192. Chujnia z grzybnią

101 6 21
                                    


Ten uczuć, gdy ktoś z typowego seme usiłuje zrobić uke (lub odwrotnie) w jakimś dennym fanfiction...

No kurwa, zrzygać się można i chuj wie, co jeszcze...

Scyzoryk w kieszeni się otwiera, gdy widzi się coś takiego. I aż ręka świerzbi, żeby spuścić łomot odpowiedzialnemu za to osobnikowi, ale niestety nie da się zrobić tego na odległość...

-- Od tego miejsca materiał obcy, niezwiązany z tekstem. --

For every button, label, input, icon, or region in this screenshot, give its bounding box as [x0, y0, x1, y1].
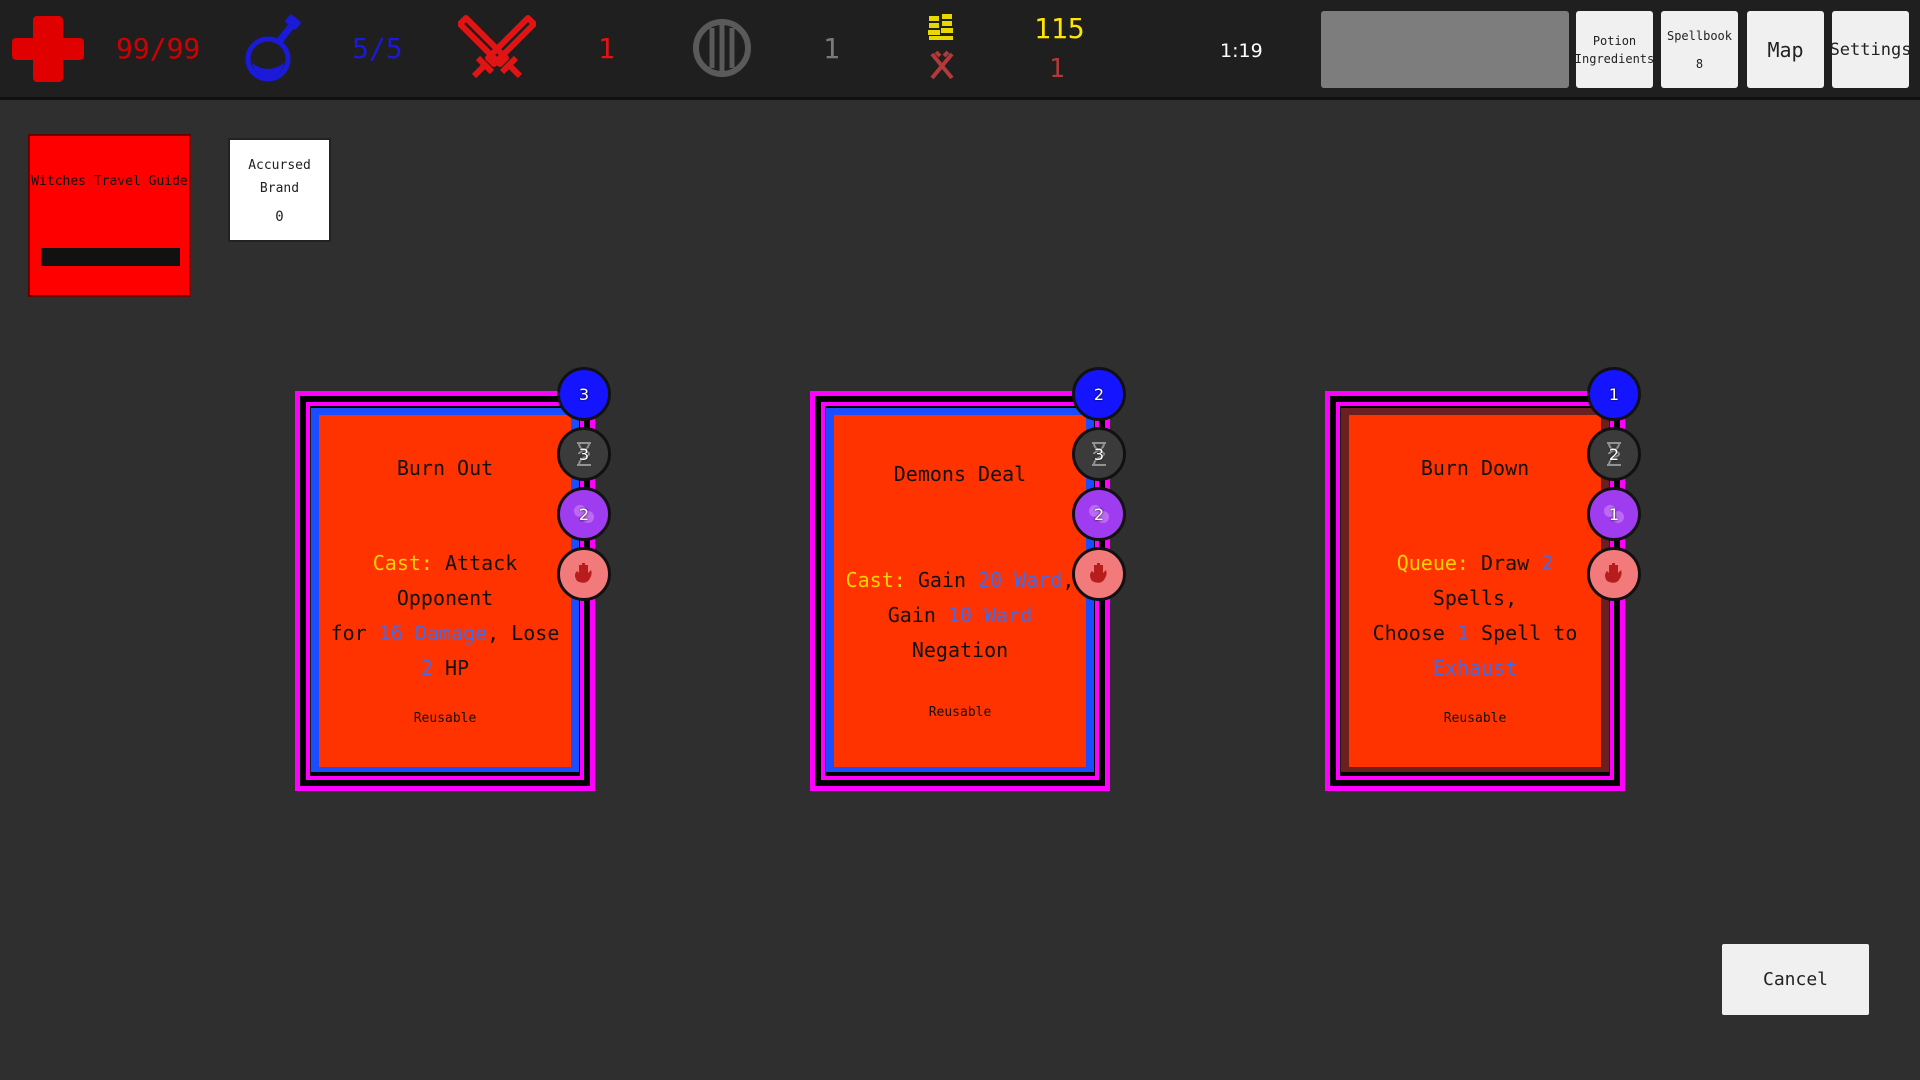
hand-icon [1605, 563, 1622, 583]
potion-ingredients-button[interactable]: Potion Ingredients [1574, 11, 1655, 88]
spellbook-label: Spellbook [1666, 28, 1733, 43]
charge-badge: 2 [557, 487, 611, 541]
mana-cost-badge: 2 [1072, 367, 1126, 421]
cancel-label: Cancel [1762, 969, 1829, 990]
charge-badge: 1 [1587, 487, 1641, 541]
potion-ingredients-label-1: Potion [1592, 33, 1637, 48]
run-timer: 1:19 [1220, 40, 1263, 62]
spellbook-button[interactable]: Spellbook 8 [1661, 11, 1738, 88]
relic-title: Witches Travel Guide [31, 174, 188, 189]
accursed-brand-relic[interactable]: Accursed Brand 0 [228, 138, 331, 242]
curse-value: 1 [1049, 54, 1065, 84]
health-cross-icon [12, 16, 84, 82]
card-footer: Reusable [1443, 711, 1507, 726]
fire-hand-badge [1072, 547, 1126, 601]
hand-icon [1090, 563, 1107, 583]
mana-cost-badge: 1 [1587, 367, 1641, 421]
top-hud-bar: 99/99 5/5 1 1 115 1 1:19 Potion Ingredie… [0, 0, 1920, 100]
card-description: Cast: Gain 20 Ward, Gain 10 Ward Negatio… [845, 568, 1075, 662]
fire-hand-badge [557, 547, 611, 601]
relic-count: 0 [275, 209, 284, 225]
potion-ingredients-label-2: Ingredients [1574, 51, 1655, 66]
witches-travel-guide-relic[interactable]: Witches Travel Guide [28, 134, 191, 297]
mana-value: 5/5 [352, 32, 403, 65]
relic-name-line2: Brand [259, 181, 300, 196]
time-cost-badge: 2 [1587, 427, 1641, 481]
map-label: Map [1767, 37, 1804, 62]
relic-name-line1: Accursed [248, 158, 311, 173]
card-title: Burn Out [396, 456, 494, 480]
attack-value: 1 [598, 32, 615, 65]
time-cost-badge: 3 [1072, 427, 1126, 481]
curse-icon [930, 50, 954, 80]
card-title: Demons Deal [893, 462, 1027, 486]
spell-card-demons-deal[interactable]: Demons Deal Cast: Gain 20 Ward, Gain 10 … [810, 391, 1114, 791]
shield-icon [693, 19, 751, 77]
mana-potion-icon [245, 14, 301, 82]
gold-coins-icon [928, 14, 953, 40]
settings-label: Settings [1829, 39, 1912, 60]
card-footer: Reusable [413, 711, 477, 726]
map-button[interactable]: Map [1747, 11, 1824, 88]
card-description: Queue: Draw 2 Spells, Choose 1 Spell to … [1372, 551, 1578, 680]
time-cost-badge: 3 [557, 427, 611, 481]
spell-card-burn-down[interactable]: Burn Down Queue: Draw 2 Spells, Choose 1… [1325, 391, 1629, 791]
top-empty-panel [1321, 11, 1569, 88]
card-footer: Reusable [928, 705, 992, 720]
spellbook-count: 8 [1695, 56, 1704, 71]
cancel-button[interactable]: Cancel [1722, 944, 1869, 1015]
gold-value: 115 [1034, 12, 1085, 45]
fire-hand-badge [1587, 547, 1641, 601]
hp-value: 99/99 [116, 32, 201, 65]
hand-icon [575, 563, 592, 583]
shield-value: 1 [823, 32, 840, 65]
crossed-swords-icon [458, 15, 536, 79]
spell-card-burn-out[interactable]: Burn Out Cast: Attack Opponent for 16 Da… [295, 391, 599, 791]
settings-button[interactable]: Settings [1829, 11, 1912, 88]
card-description: Cast: Attack Opponent for 16 Damage, Los… [330, 551, 560, 680]
card-title: Burn Down [1420, 456, 1530, 480]
charge-badge: 2 [1072, 487, 1126, 541]
relic-progress-bar [41, 248, 180, 266]
mana-cost-badge: 3 [557, 367, 611, 421]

Wkurzające jest również, gdy ktoś tak z dupy i na siłę z biseksualisty próbuje zrobić geja, z geja biseksualistę, z geja heteryka itd. Dotyczy to sytuacji, w których jest to określone w sposób wyraźny i jednoznaczny, ale ktoś w ogóle tego nie respektuje.

Oczywiście przez cały czas mowa o postaciach występujących w kanonie i mających swoje charakterystyczne cechy (w tym m. in. wygląd, osobowość, sposób bycia, zachowania), które ich wyróżniają i bez których nie byliby sobą, jeśli ktoś jeszcze się nie domyślił. W przypadku, gdy ktoś (nieudolnie) próbuje w to ingerować, wychodzi z tego jedno wielkie, śmierdzące kiczem gówno.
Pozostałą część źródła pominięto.